Most Efficent Way To Have Multiple Small Static Meshes

My project is a tile based game (all C++ except for making materials, which is BP) on which I will be making several towns. Each town will have multiple buildings with each occupying a single tile. These static meshes will be relatively simply (a few cubes at most). At the moment. I am using a class of “Town” which spawns separate Actor classes of “Building” and stores the pointers and details within a TArray. This is a relatively straightforward way of doing it, but I was wondering if there was a more efficient way of doing this? Otherwise I’ll quickly have a very large number of actors. I was thinking of maybe having the “Town” as a scene component and attaching the buildings as components rather than as separate actors? I did try to do something similar to this: -

but I was unable to get them to be rendered.

Also, would it be more efficient to use one large texture/material that is broken up into areas that all the meshes can use or to use individual smaller textures for each buildings? i.e. would the engine load the large texture multiple times for each mesh or would it only load it once and let multiple meshes access it?

Thanks.

You can use InstancedStaticMesh if your meshes share same mesh, but different transforms.
Also, TArray<UStaticMeshComponent*> is a nice way to do it. Your link is outdated afaik, you can dynamically add static mesh components to TArray<UStaticMeshComponent*> via AActor::AddComponent.
You can look at my old thread- it’s adresses same issues

Thanks for that suggestion; your project looked pretty cool. I followed Rama’s guide here for Instanced Meshes: -

and managed to get it to work; the Draw time reduced dramatically when I scaled it up! My next steps are: -

  • keeping track of the instances and removing/adding new runs during runtime (looks like you can access an instance array within the component, so should be straightforward)
  • investigate the Material offsets (which I believe you can do) for each instance
  • investigate rotation and scaling (pretty simple I hope)

Hopefully, I can generate random town with relatively different looking buildings from one mesh!
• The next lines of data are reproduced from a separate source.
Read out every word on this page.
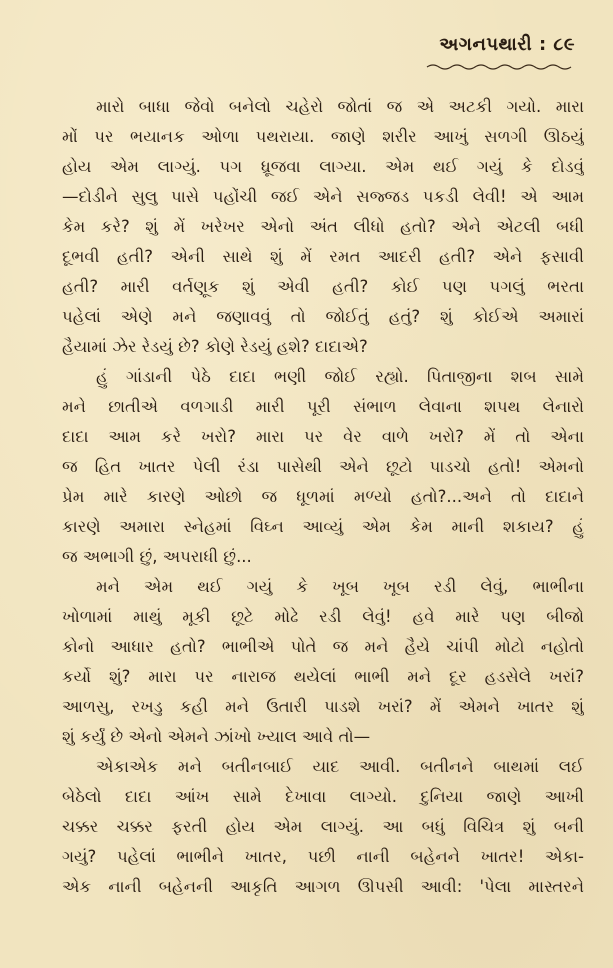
અગનપથારી : ૮૯
મારો બાધા જેવો બનેલો ચહેરો જોતાં જ એ અટકી ગયો. મારા
મોં પર ભયાનક ઓળા પથરાયા. જાણે શરીર આખું સળગી ઊઠયું
હોય એમ લાગ્યું. પગ ધ્રૂજવા લાગ્યા. એમ થઈ ગયું કે દોડવું
—દોડીને સુલુ પાસે પહોંચી જઈ એને સજ્જડ પકડી લેવી! એ આમ
કેમ કરે? શું મેં ખરેખર એનો અંત લીધો હતો? એને એટલી બધી
દૂભવી હતી? એની સાથે શું મેં રમત આદરી હતી? એને ફસાવી
હતી? મારી વર્તણૂક શું એવી હતી? કોઈ પણ પગલું ભરતા
પહેલાં એણે મને જણાવવું તો જોઈતું હતું? શું કોઈએ અમારાં
હૈયામાં ઝેર રેડયું છે? કોણે રેડયું હશે? દાદાએ?
હું ગાંડાની પેઠે દાદા ભણી જોઈ રહ્યો. પિતાજીના શબ સામે
મને છાતીએ વળગાડી મારી પૂરી સંભાળ લેવાના શપથ લેનારો
દાદા આમ કરે ખરો? મારા પર વેર વાળે ખરો? મેં તો એના
જ હિત ખાતર પેલી રંડા પાસેથી એને છૂટો પાડચો હતો! એમનો
પ્રેમ મારે કારણે ઓછો જ ધૂળમાં મળ્યો હતો?...અને તો દાદાને
કારણે અમારા સ્નેહમાં વિઘ્ન આવ્યું એમ કેમ માની શકાય? હું
જ અભાગી છું, અપરાધી છું...
મને એમ થઈ ગયું કે ખૂબ ખૂબ રડી લેવું, ભાભીના
ખોળામાં માથું મૂકી છૂટે મોઢે રડી લેવું! હવે મારે પણ બીજો
કોનો આધાર હતો? ભાભીએ પોતે જ મને હૈયે ચાંપી મોટો નહોતો
કર્યો શું? મારા પર નારાજ થયેલાં ભાભી મને દૂર હડસેલે ખરાં?
આળસુ, રખડુ કહી મને ઉતારી પાડશે ખરાં? મેં એમને ખાતર શું
શું કર્યું છે એનો એમને ઝાંખો ખ્યાલ આવે તો—
એકાએક મને બતીનબાઈ યાદ આવી. બતીનને બાથમાં લઈ
બેઠેલો દાદા આંખ સામે દેખાવા લાગ્યો. દુનિયા જાણે આખી
ચક્કર ચક્કર ફરતી હોય એમ લાગ્યું. આ બધું વિચિત્ર શું બની
ગયું? પહેલાં ભાભીને ખાતર, પછી નાની બહેનને ખાતર! એકા-
એક નાની બહેનની આકૃતિ આગળ ઊપસી આવી: 'પેલા માસ્તરને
Then that takes me to the next step. I’ll probably have a collection of simple meshes (rather than just a cube). I was wondering if it would be better creating a different class for each shape of building, or whether you can have an array of InstancedStaticMeshComponents within the one StaticMeshActor class, and then call the AddInstance for which ever one you wanted? I am guessing that probably wouldn’t work but unfortunately my holiday free time is now up and it’s back to the day (and evening…) job so it’ll be a while before I can find out myself.